A support system is an invaluable tool to any goals, including weight loss. With me is a significant other who functions as my cheerleader as I work through the course and a loving partner no matter what the scale says.
This is not first time at the rodeo. I've attempted to lose weight and get fit with mixed results. For the longest, I had an abusive person as a partner. When I lose a visible inch or two, it was met with a reprimand, "You should not have gotten that big to begin with." The impact of those words are devastating. He didn't motivate but depressed me even more, and perhaps facilitated my behavior of seeking comfort in food.
If you need to lose a significant amount of weight, as I do, lose people around you that bring you down. Like most struggles, weight loss is mental. Negative relationships distract. They waste energy.

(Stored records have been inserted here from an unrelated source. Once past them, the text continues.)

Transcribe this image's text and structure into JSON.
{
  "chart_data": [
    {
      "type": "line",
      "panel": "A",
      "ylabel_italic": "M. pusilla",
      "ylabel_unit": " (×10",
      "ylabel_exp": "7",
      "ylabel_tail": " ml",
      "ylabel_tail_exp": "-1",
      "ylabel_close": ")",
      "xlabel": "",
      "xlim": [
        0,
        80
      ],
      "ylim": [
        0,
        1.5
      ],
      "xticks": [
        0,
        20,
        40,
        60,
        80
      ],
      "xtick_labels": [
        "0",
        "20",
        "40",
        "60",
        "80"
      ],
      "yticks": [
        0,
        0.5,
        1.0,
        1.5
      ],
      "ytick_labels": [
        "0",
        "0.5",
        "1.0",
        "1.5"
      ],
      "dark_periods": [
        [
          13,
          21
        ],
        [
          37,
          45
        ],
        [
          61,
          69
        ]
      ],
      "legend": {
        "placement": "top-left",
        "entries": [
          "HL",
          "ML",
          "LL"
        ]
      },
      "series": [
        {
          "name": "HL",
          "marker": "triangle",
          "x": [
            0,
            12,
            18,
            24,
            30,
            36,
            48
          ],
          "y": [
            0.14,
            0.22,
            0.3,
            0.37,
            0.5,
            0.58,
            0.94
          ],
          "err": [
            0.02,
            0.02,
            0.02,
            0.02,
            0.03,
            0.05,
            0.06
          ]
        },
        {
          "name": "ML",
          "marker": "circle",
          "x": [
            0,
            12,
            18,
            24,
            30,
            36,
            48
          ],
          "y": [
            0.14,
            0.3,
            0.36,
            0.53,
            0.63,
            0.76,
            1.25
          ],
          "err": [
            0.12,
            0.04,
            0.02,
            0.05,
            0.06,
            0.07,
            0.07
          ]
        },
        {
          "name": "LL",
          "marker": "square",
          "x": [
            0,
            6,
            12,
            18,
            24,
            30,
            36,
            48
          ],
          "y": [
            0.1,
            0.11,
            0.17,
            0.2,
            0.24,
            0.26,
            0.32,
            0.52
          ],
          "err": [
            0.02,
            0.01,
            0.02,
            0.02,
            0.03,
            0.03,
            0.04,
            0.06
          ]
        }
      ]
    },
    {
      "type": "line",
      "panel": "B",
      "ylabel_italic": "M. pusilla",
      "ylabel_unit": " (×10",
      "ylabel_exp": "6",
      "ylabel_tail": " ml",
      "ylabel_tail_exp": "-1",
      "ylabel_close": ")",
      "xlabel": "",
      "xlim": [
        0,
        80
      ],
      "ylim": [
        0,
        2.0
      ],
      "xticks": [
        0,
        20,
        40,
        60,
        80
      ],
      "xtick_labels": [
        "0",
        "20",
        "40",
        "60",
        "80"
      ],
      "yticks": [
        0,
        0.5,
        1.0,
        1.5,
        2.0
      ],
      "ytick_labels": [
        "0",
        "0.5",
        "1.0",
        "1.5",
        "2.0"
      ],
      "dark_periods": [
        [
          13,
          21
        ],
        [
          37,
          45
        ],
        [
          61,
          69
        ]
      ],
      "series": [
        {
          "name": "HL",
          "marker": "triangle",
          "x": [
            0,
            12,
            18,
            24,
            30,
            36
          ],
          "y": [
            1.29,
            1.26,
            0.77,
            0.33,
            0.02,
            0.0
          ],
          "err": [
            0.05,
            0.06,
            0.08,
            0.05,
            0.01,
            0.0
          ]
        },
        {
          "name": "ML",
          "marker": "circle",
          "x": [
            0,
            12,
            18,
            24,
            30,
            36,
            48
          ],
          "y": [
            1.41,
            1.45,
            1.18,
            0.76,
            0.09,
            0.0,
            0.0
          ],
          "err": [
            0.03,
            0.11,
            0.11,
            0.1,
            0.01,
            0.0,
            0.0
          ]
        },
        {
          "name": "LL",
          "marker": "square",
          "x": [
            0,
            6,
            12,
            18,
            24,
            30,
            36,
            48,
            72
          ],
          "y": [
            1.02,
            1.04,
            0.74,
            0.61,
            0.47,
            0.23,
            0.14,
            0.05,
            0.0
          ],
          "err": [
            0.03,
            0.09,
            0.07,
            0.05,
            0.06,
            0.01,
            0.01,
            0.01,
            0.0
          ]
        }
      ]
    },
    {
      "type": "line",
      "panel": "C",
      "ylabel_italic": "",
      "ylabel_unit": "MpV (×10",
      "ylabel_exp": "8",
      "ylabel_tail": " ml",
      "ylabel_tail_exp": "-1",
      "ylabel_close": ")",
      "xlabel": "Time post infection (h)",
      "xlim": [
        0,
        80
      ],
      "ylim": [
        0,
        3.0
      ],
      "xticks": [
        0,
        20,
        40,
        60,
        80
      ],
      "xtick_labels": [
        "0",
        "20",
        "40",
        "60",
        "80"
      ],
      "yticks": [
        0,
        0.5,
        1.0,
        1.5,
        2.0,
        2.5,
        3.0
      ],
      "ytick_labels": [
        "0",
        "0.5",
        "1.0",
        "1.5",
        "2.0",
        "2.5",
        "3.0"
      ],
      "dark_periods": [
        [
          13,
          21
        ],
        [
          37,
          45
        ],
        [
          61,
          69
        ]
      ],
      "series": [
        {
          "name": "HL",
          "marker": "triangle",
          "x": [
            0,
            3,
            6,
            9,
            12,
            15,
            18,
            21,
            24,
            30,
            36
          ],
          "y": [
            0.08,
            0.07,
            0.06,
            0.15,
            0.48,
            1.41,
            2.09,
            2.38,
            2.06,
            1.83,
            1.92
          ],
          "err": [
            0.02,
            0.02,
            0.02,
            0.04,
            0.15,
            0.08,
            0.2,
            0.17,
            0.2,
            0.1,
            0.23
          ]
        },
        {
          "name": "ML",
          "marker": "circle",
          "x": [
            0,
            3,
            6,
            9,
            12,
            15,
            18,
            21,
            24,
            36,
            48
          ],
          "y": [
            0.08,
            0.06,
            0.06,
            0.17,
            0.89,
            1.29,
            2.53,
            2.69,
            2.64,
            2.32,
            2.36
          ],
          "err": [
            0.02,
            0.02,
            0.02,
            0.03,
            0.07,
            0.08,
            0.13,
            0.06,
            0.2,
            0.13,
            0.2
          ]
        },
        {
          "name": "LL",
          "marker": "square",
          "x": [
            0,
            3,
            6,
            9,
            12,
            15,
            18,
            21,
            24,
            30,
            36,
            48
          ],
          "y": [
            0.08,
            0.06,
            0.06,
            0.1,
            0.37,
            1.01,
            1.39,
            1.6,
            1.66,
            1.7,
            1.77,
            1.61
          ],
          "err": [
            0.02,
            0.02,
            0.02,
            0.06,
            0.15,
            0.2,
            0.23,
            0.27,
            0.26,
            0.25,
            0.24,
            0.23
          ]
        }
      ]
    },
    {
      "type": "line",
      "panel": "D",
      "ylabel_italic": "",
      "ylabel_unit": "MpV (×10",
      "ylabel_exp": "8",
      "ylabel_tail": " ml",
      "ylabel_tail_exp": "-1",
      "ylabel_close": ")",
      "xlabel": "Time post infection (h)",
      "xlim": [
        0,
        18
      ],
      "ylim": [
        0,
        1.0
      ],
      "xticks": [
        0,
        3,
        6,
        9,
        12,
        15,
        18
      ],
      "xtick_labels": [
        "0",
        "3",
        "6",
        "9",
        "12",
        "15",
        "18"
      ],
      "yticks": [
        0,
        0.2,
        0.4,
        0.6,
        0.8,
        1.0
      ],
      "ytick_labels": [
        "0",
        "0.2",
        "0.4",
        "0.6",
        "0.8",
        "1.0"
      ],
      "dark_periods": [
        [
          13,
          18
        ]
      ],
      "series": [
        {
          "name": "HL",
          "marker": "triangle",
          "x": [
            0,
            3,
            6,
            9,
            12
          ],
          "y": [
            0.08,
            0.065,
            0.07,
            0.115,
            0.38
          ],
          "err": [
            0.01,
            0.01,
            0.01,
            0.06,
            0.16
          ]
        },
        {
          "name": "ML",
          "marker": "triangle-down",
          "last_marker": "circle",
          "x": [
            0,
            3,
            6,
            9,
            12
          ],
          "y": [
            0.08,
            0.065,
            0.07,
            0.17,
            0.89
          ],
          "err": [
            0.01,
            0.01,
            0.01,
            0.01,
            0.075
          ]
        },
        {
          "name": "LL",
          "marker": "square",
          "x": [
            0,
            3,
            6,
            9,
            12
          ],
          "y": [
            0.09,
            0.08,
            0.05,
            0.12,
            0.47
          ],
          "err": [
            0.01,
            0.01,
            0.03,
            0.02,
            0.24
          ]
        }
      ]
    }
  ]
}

For me, my partner's positive participation in my weight loss propels me forward. I enjoy sending him photos because he delights in visible changes in my body. He is traveling for work and I was about 15 pounds heavier when we last saw each other. He is excited to make future workout plans together. He is my mirror, validating the changes I see and feel in myself. I look forward to being with him and that excitment pushes me to go for my run when I would otherwise choose to take a break.
I don' know how much I weigh as I vow to stop obsessing about what the scale says. I fit in smaller clothes. I love taking photos of my body. In five days, I will be going on a big hike so I plan to do a lot of cardio leading to it. I will weigh myself before going on that hike and then after.
I am about 35 pounds away from a solidly good place, weight-wise. It sounds overwhelming but reachable unlike the 50 pounds where I started.